# Econ 490: Visualisation Types (9)

## Prerequisites 
---
1. Be able to effectively use Stata do files and generate log files.
2. Be able to change your directory so that Stata can find your files.
3. Import datasets in csv and dta format. 
4. Save data files. 

## Learning Objectives 
- Know when to use the following kinds of visualizations to answer specific questions using a data set:
    - scatterplots
    - line plots
    - bar plots
    - histograms
- Generate and fine-tune visualizations using Stata command `twoway` and its different options
- Use `graph export` to save visualizations in various formats including `.svg`, `.png` and `.pdf`

We'll continue working with the fake data dataset introduced in the previous lecture. Recall that this dataset is simulating information of workers in the years 1982-2012 in a fake country where a training program was introduced in 2003 to boost their earnings. 

In [None]:
clear* 

use fake_data, clear 

Data visualization is an effective way of communicating ideas to your audience, whether it's for an academic paper or a business setting. It can be a powerful medium to motivate your research, illustrate relationships between variables and provide some intuition behind why you applied certain econometric methods.

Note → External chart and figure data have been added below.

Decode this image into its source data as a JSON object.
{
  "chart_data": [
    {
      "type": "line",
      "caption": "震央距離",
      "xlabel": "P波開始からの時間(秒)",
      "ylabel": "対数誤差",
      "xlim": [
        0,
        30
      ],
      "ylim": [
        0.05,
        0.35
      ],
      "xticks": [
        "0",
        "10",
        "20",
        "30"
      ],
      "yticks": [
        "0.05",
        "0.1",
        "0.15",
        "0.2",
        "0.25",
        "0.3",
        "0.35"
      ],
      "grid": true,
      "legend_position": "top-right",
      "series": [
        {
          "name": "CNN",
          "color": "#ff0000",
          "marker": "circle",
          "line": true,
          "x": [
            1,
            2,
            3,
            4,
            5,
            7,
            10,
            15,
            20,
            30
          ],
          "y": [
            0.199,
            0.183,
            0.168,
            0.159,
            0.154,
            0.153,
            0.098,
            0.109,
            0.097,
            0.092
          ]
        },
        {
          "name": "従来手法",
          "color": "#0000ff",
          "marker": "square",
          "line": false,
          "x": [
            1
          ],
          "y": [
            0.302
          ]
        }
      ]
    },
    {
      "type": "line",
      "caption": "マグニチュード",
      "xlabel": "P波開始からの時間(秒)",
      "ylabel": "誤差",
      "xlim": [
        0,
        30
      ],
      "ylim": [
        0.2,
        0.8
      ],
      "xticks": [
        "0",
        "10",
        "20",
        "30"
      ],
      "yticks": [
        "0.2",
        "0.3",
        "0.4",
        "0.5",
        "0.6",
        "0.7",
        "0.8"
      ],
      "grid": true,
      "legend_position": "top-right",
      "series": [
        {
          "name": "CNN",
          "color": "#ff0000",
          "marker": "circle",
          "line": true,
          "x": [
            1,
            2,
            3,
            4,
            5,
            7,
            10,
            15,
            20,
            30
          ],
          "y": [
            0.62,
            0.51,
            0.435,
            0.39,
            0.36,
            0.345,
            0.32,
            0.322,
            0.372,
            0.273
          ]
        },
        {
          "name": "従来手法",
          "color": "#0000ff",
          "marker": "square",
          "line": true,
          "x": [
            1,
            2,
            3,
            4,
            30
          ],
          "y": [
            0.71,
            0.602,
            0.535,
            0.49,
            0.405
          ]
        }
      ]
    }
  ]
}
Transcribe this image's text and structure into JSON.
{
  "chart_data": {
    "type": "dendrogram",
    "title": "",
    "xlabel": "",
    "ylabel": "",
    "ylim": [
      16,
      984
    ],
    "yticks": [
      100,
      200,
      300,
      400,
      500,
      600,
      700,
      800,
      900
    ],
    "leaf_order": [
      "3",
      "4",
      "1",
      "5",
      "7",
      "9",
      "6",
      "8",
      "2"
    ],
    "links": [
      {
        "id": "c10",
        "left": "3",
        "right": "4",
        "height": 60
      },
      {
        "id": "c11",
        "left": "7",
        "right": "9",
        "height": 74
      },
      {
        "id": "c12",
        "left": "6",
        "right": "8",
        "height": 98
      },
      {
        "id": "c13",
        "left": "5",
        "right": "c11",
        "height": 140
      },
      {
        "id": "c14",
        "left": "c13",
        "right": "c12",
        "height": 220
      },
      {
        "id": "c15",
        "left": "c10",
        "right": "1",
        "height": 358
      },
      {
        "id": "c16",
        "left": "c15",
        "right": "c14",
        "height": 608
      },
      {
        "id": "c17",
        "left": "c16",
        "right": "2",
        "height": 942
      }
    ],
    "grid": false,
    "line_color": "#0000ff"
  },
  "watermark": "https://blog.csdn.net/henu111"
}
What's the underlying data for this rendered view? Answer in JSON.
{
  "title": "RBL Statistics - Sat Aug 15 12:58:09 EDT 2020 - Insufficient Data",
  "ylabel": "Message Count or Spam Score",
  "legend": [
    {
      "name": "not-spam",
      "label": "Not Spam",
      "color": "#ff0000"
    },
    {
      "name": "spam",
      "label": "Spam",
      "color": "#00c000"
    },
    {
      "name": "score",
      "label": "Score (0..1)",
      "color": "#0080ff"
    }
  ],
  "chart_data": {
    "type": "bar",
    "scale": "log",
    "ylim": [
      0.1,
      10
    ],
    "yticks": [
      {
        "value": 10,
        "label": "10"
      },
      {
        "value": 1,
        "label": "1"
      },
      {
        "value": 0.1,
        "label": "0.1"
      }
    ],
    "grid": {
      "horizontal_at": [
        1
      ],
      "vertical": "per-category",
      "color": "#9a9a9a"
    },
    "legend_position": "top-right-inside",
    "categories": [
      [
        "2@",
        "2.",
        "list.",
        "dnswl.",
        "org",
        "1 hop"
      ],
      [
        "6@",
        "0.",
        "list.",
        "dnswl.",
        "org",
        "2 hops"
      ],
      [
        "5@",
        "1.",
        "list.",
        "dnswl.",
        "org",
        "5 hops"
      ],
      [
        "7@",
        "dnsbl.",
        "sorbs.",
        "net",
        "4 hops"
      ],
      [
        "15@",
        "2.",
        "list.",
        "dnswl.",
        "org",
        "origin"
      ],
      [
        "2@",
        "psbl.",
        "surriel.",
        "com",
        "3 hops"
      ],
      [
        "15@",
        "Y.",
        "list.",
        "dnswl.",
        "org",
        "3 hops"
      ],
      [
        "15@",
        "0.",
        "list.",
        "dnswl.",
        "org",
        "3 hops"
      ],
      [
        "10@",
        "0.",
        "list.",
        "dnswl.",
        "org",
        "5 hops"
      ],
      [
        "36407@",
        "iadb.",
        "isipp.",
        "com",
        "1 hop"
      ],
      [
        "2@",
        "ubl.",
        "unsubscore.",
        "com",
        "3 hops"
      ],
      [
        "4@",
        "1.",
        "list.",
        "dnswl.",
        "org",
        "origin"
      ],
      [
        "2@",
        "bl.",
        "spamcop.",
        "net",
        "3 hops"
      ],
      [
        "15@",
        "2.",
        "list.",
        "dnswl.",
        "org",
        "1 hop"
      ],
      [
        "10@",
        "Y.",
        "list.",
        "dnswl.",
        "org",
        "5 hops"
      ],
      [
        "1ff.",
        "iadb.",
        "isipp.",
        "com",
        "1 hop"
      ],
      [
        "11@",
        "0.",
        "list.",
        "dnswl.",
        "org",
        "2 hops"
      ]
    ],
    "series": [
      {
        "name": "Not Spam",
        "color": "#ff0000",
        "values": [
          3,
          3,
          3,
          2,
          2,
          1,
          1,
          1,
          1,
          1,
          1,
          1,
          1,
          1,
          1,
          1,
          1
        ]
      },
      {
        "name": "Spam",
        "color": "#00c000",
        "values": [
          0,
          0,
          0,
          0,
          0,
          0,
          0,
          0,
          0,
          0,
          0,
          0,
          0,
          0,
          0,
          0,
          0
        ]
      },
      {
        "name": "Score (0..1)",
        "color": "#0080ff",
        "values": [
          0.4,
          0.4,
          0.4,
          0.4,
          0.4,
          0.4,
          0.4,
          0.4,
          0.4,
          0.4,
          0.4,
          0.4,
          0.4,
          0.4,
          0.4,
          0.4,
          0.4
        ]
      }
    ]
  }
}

The real challenge is not understanding how to use Stata to create graphs, the challenge is figuring out the graph that will do the best job at telling your empirical story. Before creating any graphs, be sure to identify the message you want to the graph convey. Try to answer the questions: Who is our audience? What is the question we're trying to answer?

<div class="alert alert-block alert-info">
<b>Note:</b> You can use the drop down menus to create your graphs. If you want to include this in your Do file you simply need to copy and paste the command that appears in the Command Window after you create the graph
</div>

## 9.1 Types of graphs 
### 1. Scatter Plot

<!-- what is it? and, when to use? --> 
Scatter plots are frequently used to demonstrate how two quantitative variables are related to one another. This plot works great when we are interested in showing relationships and groupings among variables from relatively large datasets.

#### Example
- ![Relationship of country religiosity vs wealth](https://ourworldindata.org/uploads/2013/11/GDP-vs-Religion.png) 
- [Comparing Americans' perceptions of which foods are healthy to the perception of nutritionists](https://www.nytimes.com/2017/10/09/learning/whats-going-on-in-this-graph-oct-10-2017.html)
- [Instagram followers in the fashion industry](https://qz.com/267635/explore-the-hidden-patterns-of-the-fashion-instagram-universe/)

#### 1.1 Creating a scatter plot

Let's say we want to plot the log-earnings by year. We begin by generating a new variable for log earnings. 

In [None]:
gen log_earnings = log(earnings)

la var log_earnings "Log-earnings" // We are adding the label "log-earnings" to the variable log_earnings

In [None]:
preserve

collapse (mean) log_earnings, by(year) // We are collapsing the data so that the variables are grouped by years (the unique id is years)

In [None]:
describe

We can see that the data is now yearly and that the values of all the values of the same year are average to create the new values of the variable mean log_earnings. 

To create a scatterplot we need to use Stata's `twoway` command. The most important skill with graphing in Stata is to be able to understand the documentation. 

    
>Try using the `help` command to pull up the documentation for `twoway`.
    
</div>


In [None]:
help twoway

We can create many types of graphs using the command  `twoway (type_of_graph x_variable y_variable)`. In this case we want to create a scatterplot that shows earnings as the dependent variable and year as the independent variable. The command we use is as follows,

In [None]:
twoway (scatter log_earnings year)

graph export ./img/myscatterplot.svg, replace

It should look something like this: ![myscatterplot](img/myscatterplot.svg)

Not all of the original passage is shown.